Maryland Extends 2012 Petition Deadline for Parties that want to Retain their Registrants

The Maryland petition deadline for a party that wishes to obtain, or regain, its qualified status is not until August 2012. However, parties that were on the ballot in 2010 had been told that if they want their registered members to continue to be registered in those parties, the deadline for submitting that petition was January 7, 2011. In other words, if the Constitution, Green and Libertarian Parties want their registered members to continue to be registered in those parties, those parties had to rush their 2012 petition.

Now, however, Maryland elections officials have postponed that deadline to March 7, 2011. This postponement will be of most use to the Constitution Party, if it wishes to take advantage of it. The Green and Libertarian Parties had already complied with the January 7, 2011 deadline. The petition requires 10,000 valid signatures.

New York Bill for Instant Runoff in New York City Primaries

On January 5, five New York Assemblymembers introduced A582. It provides for Instant Runoff Voting in New York city partisan primaries, and repeals the existing provision that requires run-off primaries several weeks after the first primary, if no one gets at least 40% of the vote.

Also, seven New York State Senators have introduced S421, which would let any county or city use Instant Runoff Voting for its own local elections. The bill pertains to both general elections and partisan primaries.

Pennsylvania Ballot Access Hearing in 3rd Circuit Set for March 17; All Briefs are Filed

The Third Circuit has tentatively set March 17 as the hearing date in Constitution Party of Pennsylvania, et al v Cortes, 10-3205. This is the case that challenges the Pennsylvania system of subjecting petitioning groups and candidates to fees of up to $110,000 if they submit a petition that is found to lack enough valid signatures. The case also challenges the state’s failure to tally write-ins for most write-in candidates, the failure of some counties to count any write-ins, and the law that requires a party to hold registration membership of 15% of the state total, in order to be on the ballot without petitioning.

Here is the 21-page reply brief of the political parties, in response to the judicial defendants. This is the substantive brief, although it discusses only the first issue (the money issue). Here is the 9-page reply brief of the political parties, in response to the executive branch defendants. The U.S. District Court in this case refused to rule on any of the points, so the main thrust of these briefs is to ask the 3rd circuit to send the case back to the U.S. District Court. Most interesting is footnote one in the longer brief, which discusses the real consequences of Pennsylvania’s policy concerning fees.

Oklahoma Ballot Access Bill Introduced

On January 7, Oklahoma representative Charles Key introduced HB 1058, to lower the number of signatures for a new or previously unqualified party from 5% of the last vote cast, to exactly 5,000 signatures. The bill received publicity; see this story.

Key also introduced HB 1057, to require that political parties that hold a presidential primary pay for that primary.
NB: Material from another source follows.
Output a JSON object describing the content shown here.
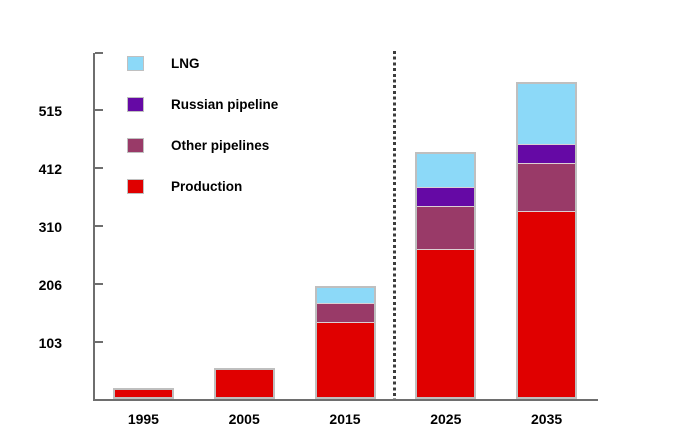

Oklahoma holds its presidential primary early in the year, separate from its summer primary for other office. The only state now in which major parties pay for their own presidential primary is South Carolina. The parties pay for the presidential primary by charging very high filing fees for candidates who run in that primary. UPDATE: since 2007, South Carolina government pays for party presidential primaries. Thanks to Frontloading HQ for the correction.